コメント、生かされてこそ

投稿日:2010年11月10日

コメントとは、トレーナーが受講生に対して出す事実の指摘や注意、助言や提案のことです。例えば、「舌が震えています」とか「口のたて開きが足りません」、「舌にもっと力を入れて、真っ直ぐ前に出してください」とか「息の塊(かたまり)を最初にください」等々です。訓練が進むにつれて、コメントの具体的な内容も変化していきます。
 
訓練用テキストには、コメントに関する注意点(受講生に対する)として、「コメントを情実抜きに分析し、次のステップの参考にすること。また、コメントを人格批判と取り違えないように注意」とあります。加えて、「コメントで分からない部分は、推察したり、そのままにせず必ず聞き返して、コメントの内容を確認すること。」
 
トレーナーは適宜コメントを出しますが、受講生がそれを冷静に受け止めたうえで、生かしてこそ初めて意味をもちます。どんなに的確なコメントであっても、受講生がその内容を理解できないとか、心理的に受け入れを拒否した場合には、宝の持ち腐れになります。トレーナーとしても残念であり、空しい状況です。
 
わたくしがトレーナーの見習いになって2、3年経った頃だったと思います。
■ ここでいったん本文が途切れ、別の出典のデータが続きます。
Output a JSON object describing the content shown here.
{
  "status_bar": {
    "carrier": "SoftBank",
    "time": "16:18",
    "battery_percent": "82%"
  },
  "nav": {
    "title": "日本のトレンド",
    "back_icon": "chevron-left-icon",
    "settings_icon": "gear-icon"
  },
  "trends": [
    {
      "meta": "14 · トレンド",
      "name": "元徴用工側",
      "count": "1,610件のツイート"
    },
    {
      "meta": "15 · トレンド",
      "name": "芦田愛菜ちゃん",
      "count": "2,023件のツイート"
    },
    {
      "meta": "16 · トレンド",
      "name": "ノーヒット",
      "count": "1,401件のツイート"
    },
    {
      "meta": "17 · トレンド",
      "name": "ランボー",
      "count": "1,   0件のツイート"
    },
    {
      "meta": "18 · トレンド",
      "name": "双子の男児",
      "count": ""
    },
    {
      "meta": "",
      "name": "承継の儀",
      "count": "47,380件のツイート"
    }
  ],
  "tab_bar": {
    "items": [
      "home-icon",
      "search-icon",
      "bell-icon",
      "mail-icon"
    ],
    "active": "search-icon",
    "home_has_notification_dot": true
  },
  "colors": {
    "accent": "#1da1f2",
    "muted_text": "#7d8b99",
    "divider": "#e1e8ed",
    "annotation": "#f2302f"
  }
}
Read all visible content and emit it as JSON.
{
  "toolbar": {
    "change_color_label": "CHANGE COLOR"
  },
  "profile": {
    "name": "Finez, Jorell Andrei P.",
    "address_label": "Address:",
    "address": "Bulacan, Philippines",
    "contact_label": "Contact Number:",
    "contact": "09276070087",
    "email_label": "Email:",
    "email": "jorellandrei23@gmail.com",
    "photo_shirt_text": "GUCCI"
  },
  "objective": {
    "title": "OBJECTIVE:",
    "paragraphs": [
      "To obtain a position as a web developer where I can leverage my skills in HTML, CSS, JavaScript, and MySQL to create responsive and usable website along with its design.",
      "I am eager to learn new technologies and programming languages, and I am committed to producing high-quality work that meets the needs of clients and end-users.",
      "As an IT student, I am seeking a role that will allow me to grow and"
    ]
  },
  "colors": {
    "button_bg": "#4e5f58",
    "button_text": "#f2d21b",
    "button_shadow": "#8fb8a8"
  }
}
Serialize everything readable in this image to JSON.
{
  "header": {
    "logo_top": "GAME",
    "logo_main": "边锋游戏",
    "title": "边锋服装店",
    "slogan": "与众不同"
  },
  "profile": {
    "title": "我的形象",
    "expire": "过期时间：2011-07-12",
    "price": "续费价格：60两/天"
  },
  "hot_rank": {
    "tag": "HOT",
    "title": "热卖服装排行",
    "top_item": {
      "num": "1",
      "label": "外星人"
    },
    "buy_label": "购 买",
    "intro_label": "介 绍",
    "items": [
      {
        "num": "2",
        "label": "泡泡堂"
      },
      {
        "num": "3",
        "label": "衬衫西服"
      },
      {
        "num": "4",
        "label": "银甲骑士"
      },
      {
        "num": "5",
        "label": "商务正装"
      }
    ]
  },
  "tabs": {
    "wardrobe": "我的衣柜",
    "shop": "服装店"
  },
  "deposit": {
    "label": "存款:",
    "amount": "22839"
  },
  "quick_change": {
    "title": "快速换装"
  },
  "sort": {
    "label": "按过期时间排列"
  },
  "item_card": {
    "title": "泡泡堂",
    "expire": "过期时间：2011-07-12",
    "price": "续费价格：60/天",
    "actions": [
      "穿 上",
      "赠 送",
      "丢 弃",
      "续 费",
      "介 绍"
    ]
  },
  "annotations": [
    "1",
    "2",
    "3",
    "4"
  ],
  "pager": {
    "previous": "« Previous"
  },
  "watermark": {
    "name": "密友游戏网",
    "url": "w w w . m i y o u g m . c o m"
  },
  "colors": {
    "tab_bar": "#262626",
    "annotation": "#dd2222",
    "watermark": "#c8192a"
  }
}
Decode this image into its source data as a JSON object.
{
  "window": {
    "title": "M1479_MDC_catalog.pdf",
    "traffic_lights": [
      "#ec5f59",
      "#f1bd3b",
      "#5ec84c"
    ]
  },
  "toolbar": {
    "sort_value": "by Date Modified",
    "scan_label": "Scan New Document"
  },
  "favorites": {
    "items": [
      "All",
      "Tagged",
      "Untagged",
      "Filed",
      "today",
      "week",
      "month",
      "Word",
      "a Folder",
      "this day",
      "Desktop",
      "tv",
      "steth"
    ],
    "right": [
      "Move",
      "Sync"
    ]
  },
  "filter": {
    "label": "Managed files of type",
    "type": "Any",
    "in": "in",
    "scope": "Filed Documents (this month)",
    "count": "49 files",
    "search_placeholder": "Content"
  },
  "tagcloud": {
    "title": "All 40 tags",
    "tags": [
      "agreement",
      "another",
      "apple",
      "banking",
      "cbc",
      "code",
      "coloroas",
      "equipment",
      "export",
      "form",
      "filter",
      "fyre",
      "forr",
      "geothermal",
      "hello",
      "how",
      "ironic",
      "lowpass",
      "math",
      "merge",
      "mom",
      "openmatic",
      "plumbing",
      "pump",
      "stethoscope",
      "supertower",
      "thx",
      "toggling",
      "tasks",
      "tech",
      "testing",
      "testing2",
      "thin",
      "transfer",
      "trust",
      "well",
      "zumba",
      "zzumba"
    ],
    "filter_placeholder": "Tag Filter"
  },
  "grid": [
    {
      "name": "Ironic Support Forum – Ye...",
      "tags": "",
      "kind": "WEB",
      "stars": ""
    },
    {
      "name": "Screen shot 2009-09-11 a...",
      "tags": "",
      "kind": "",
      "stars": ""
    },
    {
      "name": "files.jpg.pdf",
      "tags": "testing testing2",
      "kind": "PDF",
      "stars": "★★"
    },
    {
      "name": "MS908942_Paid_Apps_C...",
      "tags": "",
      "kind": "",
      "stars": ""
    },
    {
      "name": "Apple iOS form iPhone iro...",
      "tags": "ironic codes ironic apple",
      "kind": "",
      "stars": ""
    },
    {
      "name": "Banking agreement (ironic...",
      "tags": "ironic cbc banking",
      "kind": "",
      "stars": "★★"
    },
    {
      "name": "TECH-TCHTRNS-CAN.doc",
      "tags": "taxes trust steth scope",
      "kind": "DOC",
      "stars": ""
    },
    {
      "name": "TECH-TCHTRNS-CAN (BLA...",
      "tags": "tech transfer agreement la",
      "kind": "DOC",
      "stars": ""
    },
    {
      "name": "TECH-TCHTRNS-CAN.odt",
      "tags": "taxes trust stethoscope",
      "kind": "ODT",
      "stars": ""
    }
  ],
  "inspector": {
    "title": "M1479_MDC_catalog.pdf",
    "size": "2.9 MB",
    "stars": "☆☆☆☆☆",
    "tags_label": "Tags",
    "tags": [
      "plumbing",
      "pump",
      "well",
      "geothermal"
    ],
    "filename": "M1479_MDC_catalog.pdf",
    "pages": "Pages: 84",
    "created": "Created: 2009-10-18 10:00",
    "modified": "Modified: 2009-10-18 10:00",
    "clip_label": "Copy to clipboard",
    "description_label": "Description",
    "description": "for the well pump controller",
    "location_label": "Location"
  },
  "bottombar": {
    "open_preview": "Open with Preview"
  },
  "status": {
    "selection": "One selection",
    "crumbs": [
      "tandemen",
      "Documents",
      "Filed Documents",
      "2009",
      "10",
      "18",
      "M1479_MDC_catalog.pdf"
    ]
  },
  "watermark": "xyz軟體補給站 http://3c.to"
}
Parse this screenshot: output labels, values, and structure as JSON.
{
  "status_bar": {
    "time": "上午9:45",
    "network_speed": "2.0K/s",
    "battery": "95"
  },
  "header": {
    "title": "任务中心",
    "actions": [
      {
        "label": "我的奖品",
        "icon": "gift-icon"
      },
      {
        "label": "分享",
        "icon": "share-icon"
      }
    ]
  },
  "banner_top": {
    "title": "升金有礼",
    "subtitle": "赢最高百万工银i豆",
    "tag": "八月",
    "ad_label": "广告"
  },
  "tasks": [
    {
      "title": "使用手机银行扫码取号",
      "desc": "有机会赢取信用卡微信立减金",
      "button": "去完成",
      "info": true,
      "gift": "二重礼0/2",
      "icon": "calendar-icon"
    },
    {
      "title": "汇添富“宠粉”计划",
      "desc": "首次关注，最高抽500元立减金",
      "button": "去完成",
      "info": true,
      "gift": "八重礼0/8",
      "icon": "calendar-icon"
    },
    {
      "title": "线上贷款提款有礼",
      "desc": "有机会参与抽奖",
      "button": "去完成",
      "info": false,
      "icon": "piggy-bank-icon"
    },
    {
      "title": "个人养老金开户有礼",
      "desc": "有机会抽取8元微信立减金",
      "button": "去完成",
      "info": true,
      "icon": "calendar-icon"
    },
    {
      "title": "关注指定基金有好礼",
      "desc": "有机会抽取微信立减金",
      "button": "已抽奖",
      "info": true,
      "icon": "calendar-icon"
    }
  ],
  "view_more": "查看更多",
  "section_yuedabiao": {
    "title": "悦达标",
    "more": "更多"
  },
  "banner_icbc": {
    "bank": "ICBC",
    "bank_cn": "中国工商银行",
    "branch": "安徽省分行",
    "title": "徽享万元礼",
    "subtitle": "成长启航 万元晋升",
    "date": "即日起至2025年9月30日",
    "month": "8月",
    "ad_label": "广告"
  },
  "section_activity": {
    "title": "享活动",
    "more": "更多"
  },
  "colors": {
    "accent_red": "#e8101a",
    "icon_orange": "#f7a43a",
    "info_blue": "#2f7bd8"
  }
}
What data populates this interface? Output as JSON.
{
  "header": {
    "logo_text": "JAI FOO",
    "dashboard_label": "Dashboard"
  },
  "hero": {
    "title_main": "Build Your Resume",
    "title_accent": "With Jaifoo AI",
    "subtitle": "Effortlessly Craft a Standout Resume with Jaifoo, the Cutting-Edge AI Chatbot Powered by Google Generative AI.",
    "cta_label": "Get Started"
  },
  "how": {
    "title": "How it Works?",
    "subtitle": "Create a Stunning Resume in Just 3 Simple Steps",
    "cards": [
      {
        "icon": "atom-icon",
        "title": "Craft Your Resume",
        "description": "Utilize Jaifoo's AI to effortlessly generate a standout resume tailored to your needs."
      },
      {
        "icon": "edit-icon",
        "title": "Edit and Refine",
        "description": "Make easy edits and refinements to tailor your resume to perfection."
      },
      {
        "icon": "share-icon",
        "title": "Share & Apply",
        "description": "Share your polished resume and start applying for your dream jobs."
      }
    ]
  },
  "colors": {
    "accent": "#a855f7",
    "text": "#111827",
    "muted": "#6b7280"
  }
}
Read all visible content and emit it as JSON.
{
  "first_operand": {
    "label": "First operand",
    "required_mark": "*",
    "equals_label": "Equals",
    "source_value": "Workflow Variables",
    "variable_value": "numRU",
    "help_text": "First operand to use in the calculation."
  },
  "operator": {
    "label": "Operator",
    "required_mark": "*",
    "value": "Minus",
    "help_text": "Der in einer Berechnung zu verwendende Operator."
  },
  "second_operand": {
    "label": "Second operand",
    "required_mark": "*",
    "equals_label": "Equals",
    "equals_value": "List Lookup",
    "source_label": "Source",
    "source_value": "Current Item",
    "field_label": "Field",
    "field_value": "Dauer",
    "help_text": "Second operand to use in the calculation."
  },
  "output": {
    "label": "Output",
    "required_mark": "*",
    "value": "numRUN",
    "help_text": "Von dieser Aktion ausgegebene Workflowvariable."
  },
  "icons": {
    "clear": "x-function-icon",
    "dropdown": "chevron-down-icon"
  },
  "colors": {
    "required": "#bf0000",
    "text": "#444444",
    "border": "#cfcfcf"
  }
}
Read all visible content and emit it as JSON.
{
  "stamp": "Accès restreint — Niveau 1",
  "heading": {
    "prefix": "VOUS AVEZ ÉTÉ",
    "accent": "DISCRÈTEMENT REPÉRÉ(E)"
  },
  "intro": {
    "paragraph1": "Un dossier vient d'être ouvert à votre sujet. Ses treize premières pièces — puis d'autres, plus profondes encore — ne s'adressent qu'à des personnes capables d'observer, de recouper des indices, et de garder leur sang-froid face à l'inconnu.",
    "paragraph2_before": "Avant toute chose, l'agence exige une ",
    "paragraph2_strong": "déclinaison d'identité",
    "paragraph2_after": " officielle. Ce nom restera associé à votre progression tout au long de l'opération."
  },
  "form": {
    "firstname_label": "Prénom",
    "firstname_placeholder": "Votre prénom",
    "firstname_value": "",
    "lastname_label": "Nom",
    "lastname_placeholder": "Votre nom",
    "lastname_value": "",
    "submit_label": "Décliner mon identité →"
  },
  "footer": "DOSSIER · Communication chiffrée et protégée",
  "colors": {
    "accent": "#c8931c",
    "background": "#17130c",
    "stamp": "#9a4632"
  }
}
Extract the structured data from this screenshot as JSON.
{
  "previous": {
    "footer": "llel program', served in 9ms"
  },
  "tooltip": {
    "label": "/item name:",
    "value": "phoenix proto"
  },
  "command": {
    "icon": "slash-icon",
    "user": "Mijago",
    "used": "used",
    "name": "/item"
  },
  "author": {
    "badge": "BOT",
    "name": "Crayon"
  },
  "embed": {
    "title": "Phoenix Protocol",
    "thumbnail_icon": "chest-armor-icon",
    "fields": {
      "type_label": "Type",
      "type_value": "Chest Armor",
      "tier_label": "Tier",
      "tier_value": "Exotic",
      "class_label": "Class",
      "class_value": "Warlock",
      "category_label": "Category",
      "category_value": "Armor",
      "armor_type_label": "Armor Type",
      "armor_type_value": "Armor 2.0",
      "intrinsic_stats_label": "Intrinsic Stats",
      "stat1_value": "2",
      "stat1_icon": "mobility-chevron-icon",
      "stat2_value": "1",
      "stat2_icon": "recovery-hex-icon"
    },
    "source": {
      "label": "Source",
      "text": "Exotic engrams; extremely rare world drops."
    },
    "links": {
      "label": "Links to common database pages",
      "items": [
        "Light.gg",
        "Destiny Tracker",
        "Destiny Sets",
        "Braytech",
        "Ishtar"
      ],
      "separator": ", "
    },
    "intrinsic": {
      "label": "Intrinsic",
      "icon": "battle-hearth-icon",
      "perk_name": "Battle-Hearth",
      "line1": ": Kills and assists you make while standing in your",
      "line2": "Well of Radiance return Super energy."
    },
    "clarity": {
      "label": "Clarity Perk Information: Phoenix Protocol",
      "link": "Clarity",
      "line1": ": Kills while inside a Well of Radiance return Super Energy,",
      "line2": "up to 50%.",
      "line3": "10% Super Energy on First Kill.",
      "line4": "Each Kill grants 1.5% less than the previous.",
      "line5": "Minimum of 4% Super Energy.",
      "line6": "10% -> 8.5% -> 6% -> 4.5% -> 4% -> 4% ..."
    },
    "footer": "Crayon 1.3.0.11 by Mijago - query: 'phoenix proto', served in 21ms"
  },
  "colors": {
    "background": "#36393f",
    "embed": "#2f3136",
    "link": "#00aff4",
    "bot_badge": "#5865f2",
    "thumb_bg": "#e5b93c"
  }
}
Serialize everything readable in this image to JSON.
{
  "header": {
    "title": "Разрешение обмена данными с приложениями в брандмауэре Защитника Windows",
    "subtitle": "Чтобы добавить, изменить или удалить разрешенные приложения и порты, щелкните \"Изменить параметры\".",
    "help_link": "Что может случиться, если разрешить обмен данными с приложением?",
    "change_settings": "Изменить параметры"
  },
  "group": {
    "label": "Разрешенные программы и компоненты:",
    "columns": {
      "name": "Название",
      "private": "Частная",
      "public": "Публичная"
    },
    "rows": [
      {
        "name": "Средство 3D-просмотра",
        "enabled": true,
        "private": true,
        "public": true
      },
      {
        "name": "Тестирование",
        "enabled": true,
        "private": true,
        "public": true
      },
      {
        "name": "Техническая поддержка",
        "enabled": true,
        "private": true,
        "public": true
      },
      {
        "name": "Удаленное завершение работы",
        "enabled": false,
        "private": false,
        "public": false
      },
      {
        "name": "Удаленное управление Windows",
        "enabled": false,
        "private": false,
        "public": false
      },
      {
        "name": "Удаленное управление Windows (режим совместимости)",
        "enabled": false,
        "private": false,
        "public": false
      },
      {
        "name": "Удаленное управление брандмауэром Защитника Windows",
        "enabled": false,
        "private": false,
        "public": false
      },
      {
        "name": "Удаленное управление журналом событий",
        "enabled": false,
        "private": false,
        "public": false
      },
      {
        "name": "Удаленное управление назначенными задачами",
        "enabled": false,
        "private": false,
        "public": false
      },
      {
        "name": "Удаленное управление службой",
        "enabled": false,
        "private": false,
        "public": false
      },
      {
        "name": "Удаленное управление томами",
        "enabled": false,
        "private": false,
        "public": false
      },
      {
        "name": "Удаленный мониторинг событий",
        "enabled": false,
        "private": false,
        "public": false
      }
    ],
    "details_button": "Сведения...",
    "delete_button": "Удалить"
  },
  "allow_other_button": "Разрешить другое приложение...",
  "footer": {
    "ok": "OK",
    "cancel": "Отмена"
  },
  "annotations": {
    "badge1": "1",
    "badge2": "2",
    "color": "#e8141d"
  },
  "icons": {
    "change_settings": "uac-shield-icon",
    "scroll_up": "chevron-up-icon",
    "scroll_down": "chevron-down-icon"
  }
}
ある受講生の発表に対してわたくしがコメントし、さらに中津塾長がコメントを加えられたときに、「どんなに素晴らしいコメントが出されても、それを受ける側に受け入れていく準備がないと、無駄になってしまう」といった趣旨のことを言われました。
 
わたくしは自分自身のコメントが褒められて、嬉しくなったことを憶えています。しかし、塾長の発言のねらいは、わたくしのコメントを褒めることではなく、出されたコメントの内容を「よく分析し、生かすように工夫しなさい」ということを受講生に伝えたかったのだと思います。
 
コメントを出す側としても、受講生が前向きに受け取れるような提示の工夫が常に必要ですし、それには自分が初級や中級のときに体験したことを折に触れて思い返し、自らに引きつけてコメントする大切さを改めて肝に銘ずるのです。